Entre grilhões e vendas

Entre grilhões e vendas
(Foto: Reprodução Banksy/ Arte Revista Cult)

 

Lugar de fala é o espaço dos leitores no site da Cult. Todo mês, artigos enviados por eles são publicados de acordo com um tema. O de outubro de 2020 é “liberdade”.


A liberdade é o grito de guerra da juventude, de geração em geração, saltando de lábio em lábio como um beijo intercambiado de pais para filhos, uma resolução impregnada no DNA desde o momento em que foi concebida. Em nome dela homens foram às guerras e mulheres marcharam sobre o sangue da história, estandartes diferentes sacudindo sob o mesmo nome. Mas como o DNA, a liberdade não é exatamente igual em todos, modificando-se aos poucos de corpo em corpo, com exigências novas, às vezes se deformando tanto que não reconhece a si mesma, a ponto de se perder no abismo do combate e se transfigurar no monstro que repudia.

Uma ideia bonita e complexa, a liberdade é, com toda a certeza, um dos mais dignos objetos de luta e de defesa.

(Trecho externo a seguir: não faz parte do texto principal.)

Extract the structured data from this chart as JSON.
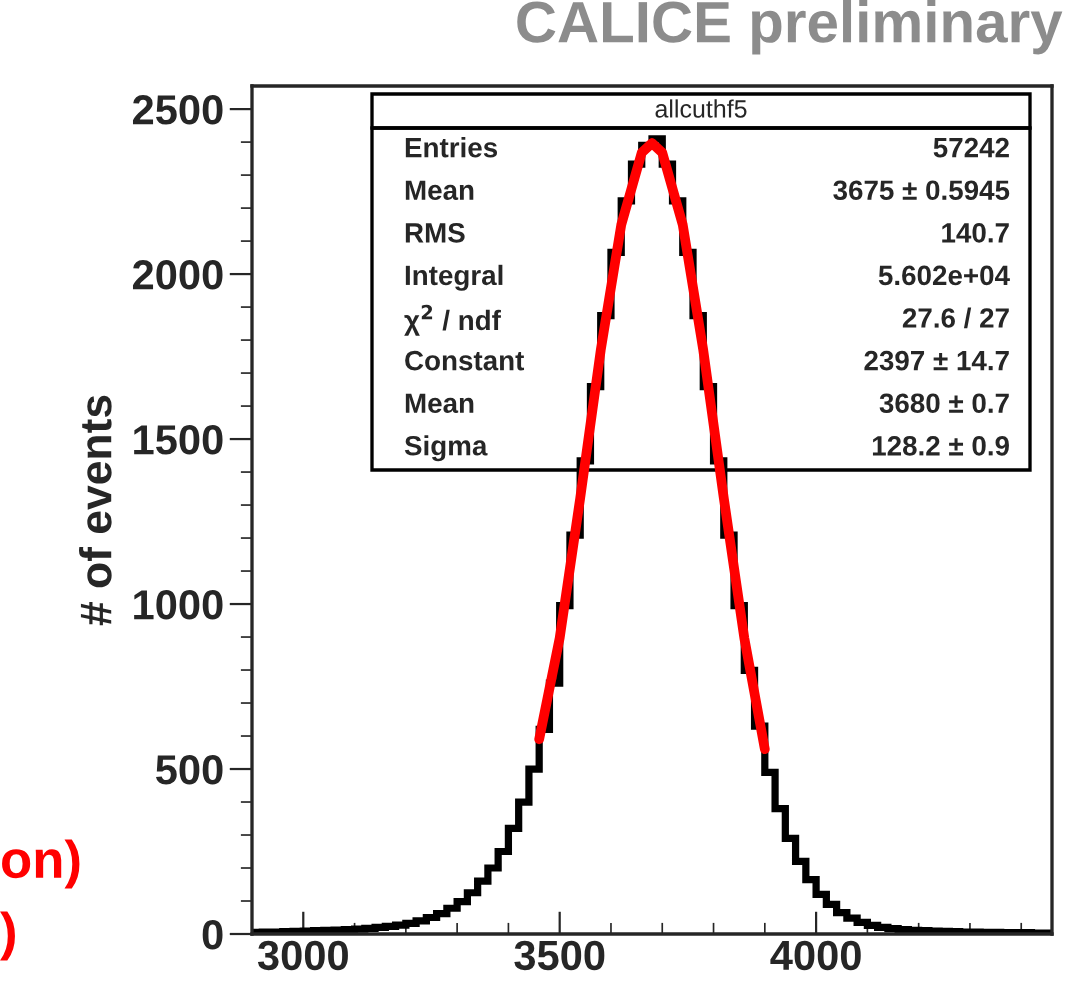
{
  "chart_data": {
    "type": "histogram",
    "title": "CALICE preliminary",
    "ylabel": "# of events",
    "bins": [
      2900,
      2920,
      2940,
      2960,
      2980,
      3000,
      3020,
      3040,
      3060,
      3080,
      3100,
      3120,
      3140,
      3160,
      3180,
      3200,
      3220,
      3240,
      3260,
      3280,
      3300,
      3320,
      3340,
      3360,
      3380,
      3400,
      3420,
      3440,
      3460,
      3480,
      3500,
      3520,
      3540,
      3560,
      3580,
      3600,
      3620,
      3640,
      3660,
      3680,
      3700,
      3720,
      3740,
      3760,
      3780,
      3800,
      3820,
      3840,
      3860,
      3880,
      3900,
      3920,
      3940,
      3960,
      3980,
      4000,
      4020,
      4040,
      4060,
      4080,
      4100,
      4120,
      4140,
      4160,
      4180,
      4200,
      4220,
      4240,
      4260,
      4280,
      4300,
      4320,
      4340,
      4360,
      4380,
      4400,
      4420,
      4440,
      4460
    ],
    "values": [
      5,
      6,
      6,
      7,
      8,
      9,
      10,
      11,
      12,
      13,
      15,
      17,
      20,
      23,
      27,
      32,
      40,
      50,
      62,
      78,
      98,
      125,
      160,
      200,
      250,
      320,
      400,
      500,
      620,
      760,
      995,
      1209,
      1434,
      1659,
      1874,
      2066,
      2222,
      2333,
      2390,
      2410,
      2333,
      2222,
      2066,
      1874,
      1659,
      1434,
      1209,
      995,
      799,
      630,
      490,
      380,
      290,
      220,
      165,
      120,
      90,
      65,
      48,
      35,
      26,
      20,
      16,
      13,
      11,
      10,
      9,
      8,
      7,
      6,
      6,
      5,
      5,
      4,
      4,
      4,
      3,
      3
    ],
    "color": "#000000",
    "series": [
      {
        "type": "line",
        "color": "#ff0000",
        "x": [
          3460,
          3500,
          3540,
          3580,
          3620,
          3660,
          3680,
          3700,
          3740,
          3780,
          3820,
          3860,
          3900
        ],
        "values": [
          590,
          897,
          1321,
          1769,
          2149,
          2368,
          2397,
          2368,
          2149,
          1769,
          1321,
          897,
          560
        ]
      }
    ],
    "xlim": [
      2900,
      4460
    ],
    "ylim": [
      0,
      2570
    ],
    "xticks": [
      3000,
      3500,
      4000
    ],
    "yticks": [
      0,
      500,
      1000,
      1500,
      2000,
      2500
    ],
    "grid": false,
    "annotations": [
      "allcuthf5",
      "Entries",
      "57242",
      "Mean",
      "3675 ± 0.5945",
      "RMS",
      "140.7",
      "Integral",
      "5.602e+04",
      "χ$^{2}$ / ndf",
      "27.6 / 27",
      "Constant",
      "2397 ± 14.7",
      "Mean",
      "3680 ± 0.7",
      "Sigma",
      "128.2 ± 0.9",
      "on)",
      ")"
    ]
  }
}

Foi em nome dela que se ampararam movimentos que permitiram a populações espoliadas se erguerem, e em nome dela muitos ainda se empertigam, sabendo, no entanto, que quem opta por trajá-la incondicionalmente sempre a verá refletida no espelho do futuro, mas nunca a vestirá no presente. E são as pessoas que enfim se veem trajadas em suas luzes que podem notar, surpresos, um grilhão atado aos seus pulsos.

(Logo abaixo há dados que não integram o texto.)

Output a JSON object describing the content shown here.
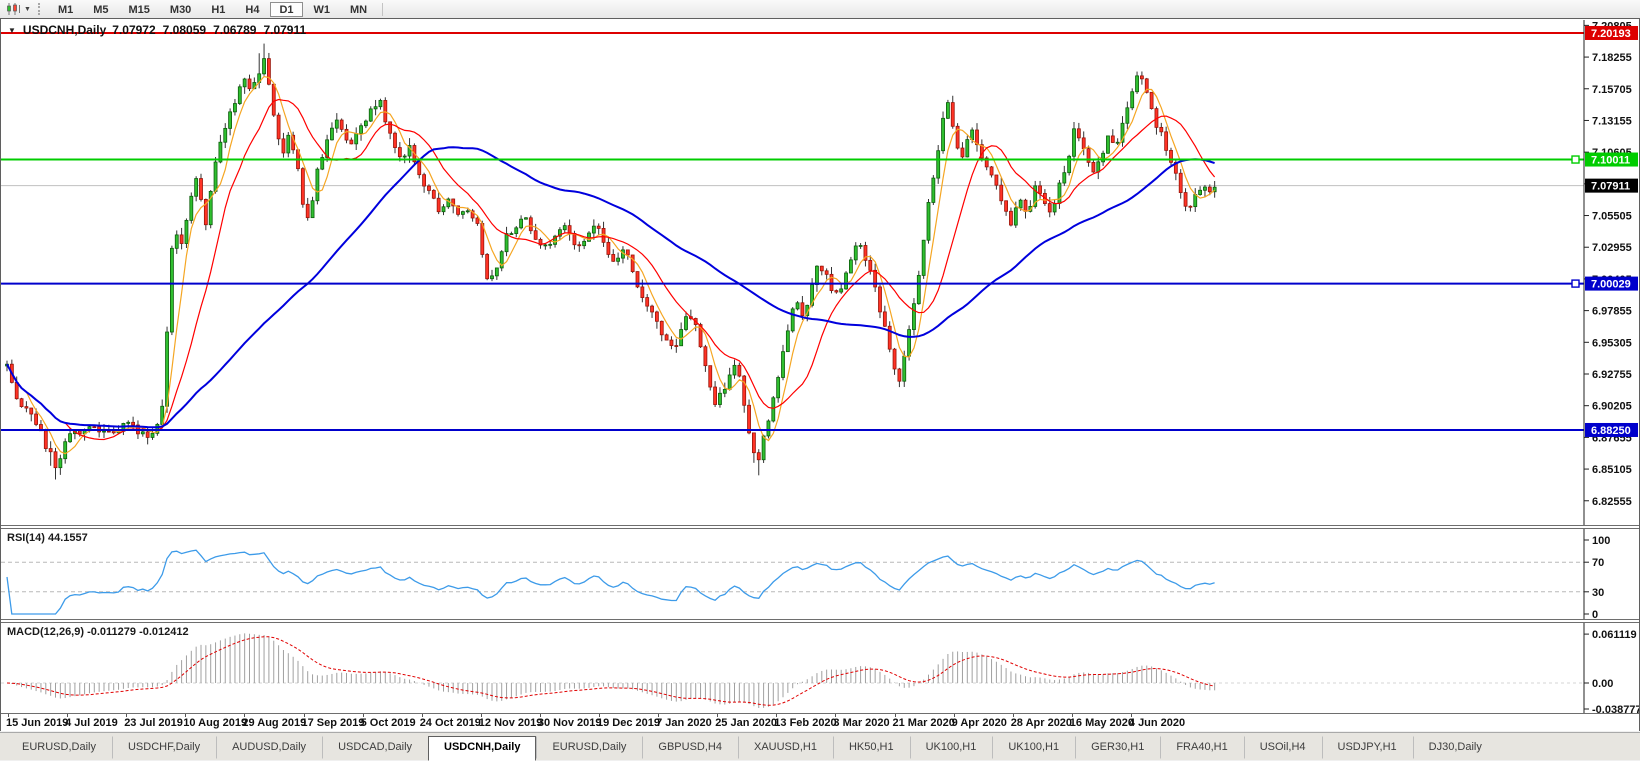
{
  "toolbar": {
    "chart_icon": "candlestick-chart-icon",
    "dropdown_icon": "chevron-down-icon",
    "timeframes": [
      "M1",
      "M5",
      "M15",
      "M30",
      "H1",
      "H4",
      "D1",
      "W1",
      "MN"
    ],
    "active_timeframe": "D1"
  },
  "chart": {
    "symbol": "USDCNH,Daily",
    "ohlc": {
      "open": "7.07972",
      "high": "7.08059",
      "low": "7.06789",
      "close": "7.07911"
    },
    "price_axis": {
      "ticks": [
        "7.20805",
        "7.18255",
        "7.15705",
        "7.13155",
        "7.10605",
        "7.08055",
        "7.05505",
        "7.02955",
        "7.00405",
        "6.97855",
        "6.95305",
        "6.92755",
        "6.90205",
        "6.87655",
        "6.85105",
        "6.82555"
      ]
    },
    "level_lines": [
      {
        "name": "resistance-line",
        "price": 7.20193,
        "label": "7.20193",
        "color": "#dd0000",
        "handle": false
      },
      {
        "name": "green-level-line",
        "price": 7.10011,
        "label": "7.10011",
        "color": "#00cc00",
        "handle": true
      },
      {
        "name": "support-line-1",
        "price": 7.00029,
        "label": "7.00029",
        "color": "#0000cc",
        "handle": true
      },
      {
        "name": "support-line-2",
        "price": 6.8825,
        "label": "6.88250",
        "color": "#0000cc",
        "handle": false
      }
    ],
    "current_price": {
      "label": "7.07911",
      "price": 7.07911,
      "bg": "#000000",
      "text": "#ffffff",
      "line_color": "#c0c0c0"
    }
  },
  "rsi": {
    "label": "RSI(14) 44.1557",
    "period": 14,
    "value": 44.1557,
    "axis": [
      "100",
      "70",
      "30",
      "0"
    ],
    "levels": [
      70,
      30
    ],
    "line_color": "#3d9be9"
  },
  "macd": {
    "label": "MACD(12,26,9) -0.011279 -0.012412",
    "fast": 12,
    "slow": 26,
    "signal": 9,
    "value": -0.011279,
    "signal_value": -0.012412,
    "axis_top": "0.061119",
    "axis_zero": "0.00",
    "axis_bottom": "-0.038777",
    "hist_color": "#a0a0a0",
    "signal_color": "#e00000"
  },
  "date_axis": [
    "15 Jun 2019",
    "4 Jul 2019",
    "23 Jul 2019",
    "10 Aug 2019",
    "29 Aug 2019",
    "17 Sep 2019",
    "5 Oct 2019",
    "24 Oct 2019",
    "12 Nov 2019",
    "30 Nov 2019",
    "19 Dec 2019",
    "7 Jan 2020",
    "25 Jan 2020",
    "13 Feb 2020",
    "3 Mar 2020",
    "21 Mar 2020",
    "9 Apr 2020",
    "28 Apr 2020",
    "16 May 2020",
    "4 Jun 2020"
  ],
  "tabs": [
    {
      "label": "EURUSD,Daily",
      "active": false
    },
    {
      "label": "USDCHF,Daily",
      "active": false
    },
    {
      "label": "AUDUSD,Daily",
      "active": false
    },
    {
      "label": "USDCAD,Daily",
      "active": false
    },
    {
      "label": "USDCNH,Daily",
      "active": true
    },
    {
      "label": "EURUSD,Daily",
      "active": false
    },
    {
      "label": "GBPUSD,H4",
      "active": false
    },
    {
      "label": "XAUUSD,H1",
      "active": false
    },
    {
      "label": "HK50,H1",
      "active": false
    },
    {
      "label": "UK100,H1",
      "active": false
    },
    {
      "label": "UK100,H1",
      "active": false
    },
    {
      "label": "GER30,H1",
      "active": false
    },
    {
      "label": "FRA40,H1",
      "active": false
    },
    {
      "label": "USOil,H4",
      "active": false
    },
    {
      "label": "USDJPY,H1",
      "active": false
    },
    {
      "label": "DJ30,Daily",
      "active": false
    }
  ],
  "chart_data": {
    "type": "candlestick",
    "symbol": "USDCNH",
    "timeframe": "Daily",
    "date_range": [
      "15 Jun 2019",
      "12 Jun 2020"
    ],
    "price_axis_range": [
      6.8255,
      7.21
    ],
    "key_levels": {
      "resistance": 7.20193,
      "green_level": 7.10011,
      "current": 7.07911,
      "support_1": 7.00029,
      "support_2": 6.8825
    },
    "last_candle": {
      "open": 7.07972,
      "high": 7.08059,
      "low": 7.06789,
      "close": 7.07911
    },
    "candle_colors": {
      "up_fill": "#2fbf2f",
      "up_stroke": "#0b5d0b",
      "down_fill": "#ff3326",
      "down_stroke": "#991409",
      "wick": "#333333"
    },
    "moving_averages": [
      {
        "name": "ma-fast-line",
        "period": 5,
        "color": "#f5a623",
        "width": 1.2
      },
      {
        "name": "ma-medium-line",
        "period": 13,
        "color": "#ff0000",
        "width": 1.2
      },
      {
        "name": "ma-slow-line",
        "period": 55,
        "color": "#0000dd",
        "width": 2
      }
    ],
    "price_anchors": [
      [
        5,
        6.935
      ],
      [
        18,
        6.905
      ],
      [
        35,
        6.888
      ],
      [
        50,
        6.862
      ],
      [
        56,
        6.848
      ],
      [
        66,
        6.878
      ],
      [
        85,
        6.884
      ],
      [
        105,
        6.879
      ],
      [
        125,
        6.886
      ],
      [
        145,
        6.879
      ],
      [
        158,
        6.886
      ],
      [
        163,
        6.905
      ],
      [
        168,
        6.995
      ],
      [
        173,
        7.052
      ],
      [
        179,
        7.028
      ],
      [
        187,
        7.058
      ],
      [
        196,
        7.085
      ],
      [
        205,
        7.048
      ],
      [
        214,
        7.095
      ],
      [
        224,
        7.128
      ],
      [
        234,
        7.148
      ],
      [
        242,
        7.168
      ],
      [
        250,
        7.152
      ],
      [
        258,
        7.172
      ],
      [
        265,
        7.182
      ],
      [
        272,
        7.138
      ],
      [
        280,
        7.103
      ],
      [
        288,
        7.122
      ],
      [
        296,
        7.098
      ],
      [
        304,
        7.048
      ],
      [
        311,
        7.068
      ],
      [
        318,
        7.098
      ],
      [
        328,
        7.118
      ],
      [
        338,
        7.132
      ],
      [
        348,
        7.108
      ],
      [
        358,
        7.122
      ],
      [
        368,
        7.138
      ],
      [
        378,
        7.148
      ],
      [
        388,
        7.122
      ],
      [
        398,
        7.098
      ],
      [
        408,
        7.112
      ],
      [
        418,
        7.088
      ],
      [
        428,
        7.073
      ],
      [
        438,
        7.058
      ],
      [
        448,
        7.068
      ],
      [
        458,
        7.053
      ],
      [
        468,
        7.058
      ],
      [
        478,
        7.043
      ],
      [
        486,
        7.004
      ],
      [
        495,
        7.014
      ],
      [
        505,
        7.038
      ],
      [
        515,
        7.048
      ],
      [
        525,
        7.053
      ],
      [
        535,
        7.038
      ],
      [
        545,
        7.028
      ],
      [
        555,
        7.042
      ],
      [
        565,
        7.048
      ],
      [
        575,
        7.028
      ],
      [
        585,
        7.038
      ],
      [
        595,
        7.053
      ],
      [
        605,
        7.028
      ],
      [
        615,
        7.018
      ],
      [
        625,
        7.028
      ],
      [
        635,
        6.998
      ],
      [
        645,
        6.982
      ],
      [
        655,
        6.97
      ],
      [
        665,
        6.956
      ],
      [
        675,
        6.95
      ],
      [
        685,
        6.976
      ],
      [
        695,
        6.966
      ],
      [
        705,
        6.93
      ],
      [
        715,
        6.903
      ],
      [
        725,
        6.92
      ],
      [
        735,
        6.938
      ],
      [
        742,
        6.91
      ],
      [
        750,
        6.87
      ],
      [
        756,
        6.854
      ],
      [
        762,
        6.873
      ],
      [
        770,
        6.898
      ],
      [
        778,
        6.93
      ],
      [
        786,
        6.96
      ],
      [
        794,
        6.988
      ],
      [
        802,
        6.97
      ],
      [
        810,
        6.998
      ],
      [
        818,
        7.018
      ],
      [
        826,
        7.006
      ],
      [
        834,
        6.99
      ],
      [
        842,
        7.0
      ],
      [
        850,
        7.02
      ],
      [
        858,
        7.038
      ],
      [
        866,
        7.018
      ],
      [
        874,
        6.998
      ],
      [
        882,
        6.97
      ],
      [
        890,
        6.94
      ],
      [
        898,
        6.923
      ],
      [
        906,
        6.95
      ],
      [
        914,
        6.99
      ],
      [
        922,
        7.028
      ],
      [
        930,
        7.078
      ],
      [
        938,
        7.112
      ],
      [
        946,
        7.152
      ],
      [
        954,
        7.118
      ],
      [
        962,
        7.098
      ],
      [
        970,
        7.126
      ],
      [
        978,
        7.11
      ],
      [
        986,
        7.09
      ],
      [
        994,
        7.08
      ],
      [
        1002,
        7.06
      ],
      [
        1010,
        7.05
      ],
      [
        1018,
        7.068
      ],
      [
        1026,
        7.058
      ],
      [
        1034,
        7.076
      ],
      [
        1042,
        7.066
      ],
      [
        1050,
        7.058
      ],
      [
        1058,
        7.078
      ],
      [
        1066,
        7.098
      ],
      [
        1074,
        7.126
      ],
      [
        1082,
        7.11
      ],
      [
        1090,
        7.09
      ],
      [
        1098,
        7.098
      ],
      [
        1106,
        7.118
      ],
      [
        1114,
        7.11
      ],
      [
        1122,
        7.128
      ],
      [
        1130,
        7.148
      ],
      [
        1138,
        7.17
      ],
      [
        1146,
        7.156
      ],
      [
        1154,
        7.13
      ],
      [
        1162,
        7.116
      ],
      [
        1170,
        7.098
      ],
      [
        1178,
        7.08
      ],
      [
        1186,
        7.06
      ],
      [
        1194,
        7.07
      ],
      [
        1202,
        7.08
      ],
      [
        1210,
        7.076
      ],
      [
        1215,
        7.079
      ]
    ]
  }
}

Recentemente assisti ao documentário Why Beauty Matters, da BBC Two, no qual Roger Scruton expõe sua visão conservadora a respeito da arte, da arquitetura e da beleza. E eis o primeiro atrito. Em uma geração que tende a reprovar a palavra “conservador” com uma ânsia revolucionária, é desconcertante, em um primeiro momento, se ver concordando com preceitos defendidos pelo filósofo e escritor. E foi nesse momento que notei o pequeno grilhão da liberdade atado ao meu tornozelo.

A luta para alcançar a proximidade com a liberdade é tão intensa que muitas vezes nos vemos obrigados a concordar com o objeto de libertação incondicionalmente, como se fosse uma traição não o apoiar em todas as suas facetas, após tanto tempo de batalhas para que ele conseguisse sua posição sob a luz. Mas isso não seria o oposto do conceito? A liberdade não significaria, justamente, a permissão para se inclinar a valores liberais e conservadores igualmente, seguindo o que melhor corresponde aos seus sentimentos, desde que não se viole o direito de terceiros? Se não há escolha, se há imposição, estamos apenas presos em uma gaiola mais bonita do que a anterior.

Naturalmente, há temas mais sensíveis em que a liberdade não se relaciona a escolhas pessoais, mas a própria vida e dignidade humana, e a empatia não deveria permitir que ninguém se opusesse ao bem-estar alheio. Mas em questões menores e intrinsecamente pessoais, é incompreensível que nossas batalhas se consagrem em obrigações para os outros ao invés de abri-las para uma palheta de cores maior. Afinal, liberdade é livre-arbítrio – o direito de escolher.

Quando nos deparamos com a reluzente face da liberdade, notamos também as sombras onde ela não alcança. Enquanto o ser humano se envolve em suas batalhas pelo bem-estar e a vida, a maioria se esquece de que a liberdade pessoal é margeada pelas fronteiras do conceito bíblico e social do respeito ao próximo, ignorando que ele não se estende apenas à nossa espécie, mas àquelas com as quais convivemos e que foram, também, vítimas de abusos históricos e displicências políticas. Em uma época de pandemia, é essencial despir a venda que nos faz acreditar que somos entidades sozinhas no mundo e expandir a empatia para os animais os quais prendemos em gaiolas e isolamos de seus habitats para sanar nossa curiosidade, e para a natureza a qual gostamos de relutar pertencer.

Desafiando-nos a encontrar um equilíbrio entre extremos repressores e a olhar para as necessidades de nossos irmãos, a liberdade é cada vez mais uma pedra de gelo escorrendo entre as juntas de uma palma quente.

Giovanna Barsotti, 22, mora em São Paulo. É formada em Letras com Habilitação em Tradução e gosta de passar as madrugadas lendo e escrevendo.